Verzoeker klaagt er voorts over dat UWV Gak toezeggingen niet nakomt met betrekking tot het betalen van voorschotten, het toezenden van de beslissing op de aanvraag en het terugbellen om hem over de situatie te informeren.
Beoordeling
1. Ten aanzien van de behandelingsduur van verzoekers uitkeringsaanvraag
1. Verzoeker klaagt er in de eerste plaats over dat UWV Gak, kantoor Enschede, op het moment waarop hij zich tot de Nationale ombudsman wendde - 11 februari 2002 - nog niet had beslist op zijn aanvraag om een uitkering ingevolge de Werkloosheidswet (WW). UWV Gak ontving de aanvraag op 9 november 2001.
2. Gezien de wettelijke bepalingen (zie Achtergrond) is de hoofdregel dat UWV Gak in beginsel uiterlijk binnen acht weken op een aanvraag om een WW-uitkering moet beslissen. Indien moet worden beslist inzake de verzekeringsplicht op grond van de WW is de beslistermijn bepaald op maximaal dertien weken. Dat wil in dit geval zeggen dat UWV Gak in beginsel vóór 4 januari 2002 (uitgaande van de acht weken termijn) dan wel indien een beslissing moest worden gegeven inzake verzoekers verzekerd zijn op grond van de WW, uiterlijk vóór 8 februari 2002 (de dertien weken termijn) op verzoekers aanvraag had moeten beslissen. Dat is niet gebeurd. Indien de beslistermijnen van acht of dertien weken niet kunnen worden gehaald, kan de termijn worden verlengd. De aanvrager moet daarvan schriftelijk in kennis worden gesteld.
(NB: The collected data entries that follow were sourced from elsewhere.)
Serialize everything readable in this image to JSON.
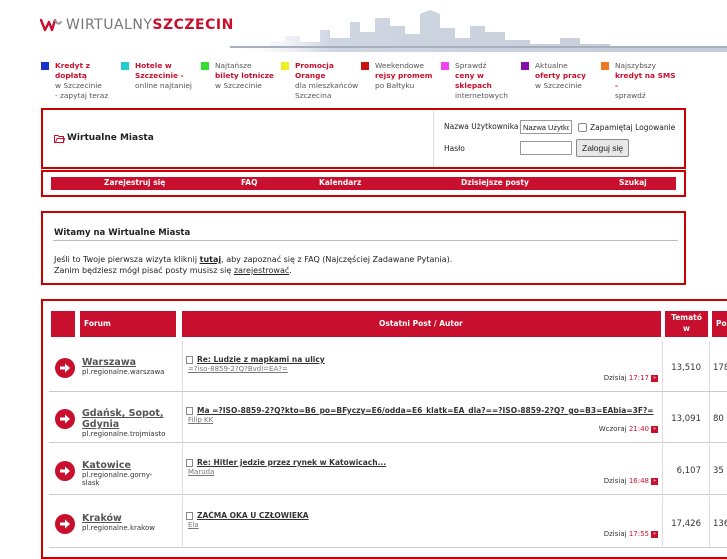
{
  "header": {
    "logo_part1": "WIRTUALNY",
    "logo_part2": "SZCZECIN"
  },
  "ads": [
    {
      "color": "#1a33cc",
      "title": "Kredyt z dopłatą",
      "line2": "w Szczecinie",
      "line3": "- zapytaj teraz"
    },
    {
      "color": "#22cccc",
      "title": "Hotele w Szczecinie -",
      "line2": "online najtaniej",
      "line3": ""
    },
    {
      "color": "#33dd33",
      "pre": "Najtańsze",
      "title": "bilety lotnicze",
      "line2": "w Szczecinie",
      "line3": ""
    },
    {
      "color": "#eeee22",
      "title": "Promocja Orange",
      "line2": "dla mieszkańców",
      "line3": "Szczecina"
    },
    {
      "color": "#cc1111",
      "pre": "Weekendowe",
      "title": "rejsy promem",
      "line2": "po Bałtyku",
      "line3": ""
    },
    {
      "color": "#ee44ee",
      "pre": "Sprawdź",
      "title": "ceny w sklepach",
      "line2": "internetowych",
      "line3": ""
    },
    {
      "color": "#8811aa",
      "pre": "Aktualne",
      "title": "oferty pracy",
      "line2": "w Szczecinie",
      "line3": ""
    },
    {
      "color": "#ee7722",
      "pre": "Najszybszy",
      "title": "kredyt na SMS",
      "title_suffix": " -",
      "line2": "sprawdź",
      "line3": ""
    }
  ],
  "login": {
    "title": "Wirtualne Miasta",
    "username_label": "Nazwa Użytkownika",
    "username_value": "Nazwa Użytko",
    "remember_label": "Zapamiętaj Logowanie",
    "password_label": "Hasło",
    "password_value": "",
    "login_button": "Zaloguj się"
  },
  "nav": {
    "register": "Zarejestruj się",
    "faq": "FAQ",
    "calendar": "Kalendarz",
    "today_posts": "Dzisiejsze posty",
    "search": "Szukaj"
  },
  "welcome": {
    "title": "Witamy na Wirtualne Miasta",
    "line1_a": "Jeśli to Twoje pierwsza wizyta kliknij ",
    "line1_link": "tutaj",
    "line1_b": ", aby zapoznać się z FAQ (Najczęściej Zadawane Pytania).",
    "line2_a": "Zanim będziesz mógł pisać posty musisz się ",
    "line2_link": "zarejestrować",
    "line2_b": "."
  },
  "forum_table": {
    "col_forum": "Forum",
    "col_last_post": "Ostatni Post / Autor",
    "col_topics_1": "Temató",
    "col_topics_2": "w",
    "col_posts": "Pos",
    "rows": [
      {
        "name": "Warszawa",
        "name2": "",
        "group": "pl.regionalne.warszawa",
        "group2": "",
        "post_title": "Re: Ludzie z mapkami na ulicy",
        "author": "=?iso-8859-2?Q?Bvdl=EA?=",
        "date_label": "Dzisiaj",
        "time": "17:17",
        "topics": "13,510",
        "posts": "178"
      },
      {
        "name": "Gdańsk, Sopot,",
        "name2": "Gdynia",
        "group": "pl.regionalne.trojmiasto",
        "group2": "",
        "post_title": "Ma =?ISO-8859-2?Q?kto=B6_po=BFyczy=E6/odda=E6_klatk=EA_dla?==?ISO-8859-2?Q?_go=B3=EAbia=3F?=",
        "author": "Filip KK",
        "date_label": "Wczoraj",
        "time": "21:40",
        "topics": "13,091",
        "posts": "80"
      },
      {
        "name": "Katowice",
        "name2": "",
        "group": "pl.regionalne.gorny-",
        "group2": "slask",
        "post_title": "Re: Hitler jedzie przez rynek w Katowicach...",
        "author": "Maruda",
        "date_label": "Dzisiaj",
        "time": "16:48",
        "topics": "6,107",
        "posts": "35"
      },
      {
        "name": "Kraków",
        "name2": "",
        "group": "pl.regionalne.krakow",
        "group2": "",
        "post_title": "ZAĆMA OKA U CZŁOWIEKA",
        "author": "Ela",
        "date_label": "Dzisiaj",
        "time": "17:55",
        "topics": "17,426",
        "posts": "136"
      }
    ]
  }
}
3. UWV Gak heeft niet binnen de wettelijk bepaalde termijn een beslissing genomen noch gebruik gemaakt van de mogelijkheid tot verdaging. Dat is niet juist. Als verklaring voor de opgetreden vertraging in het nemen van de beslissing heeft UWV Gak aangegeven dat het kantoor Enschede te maken heeft met een ernstig capaciteitsprobleem. Hoewel deze omstandigheid weliswaar een verklaring vormt voor de overschrijding van de beslistermijn, kan dit niet als rechtvaardiging daarvan tegenover verzoeker gelden. De onderzochte gedraging is in zoverre niet behoorlijk.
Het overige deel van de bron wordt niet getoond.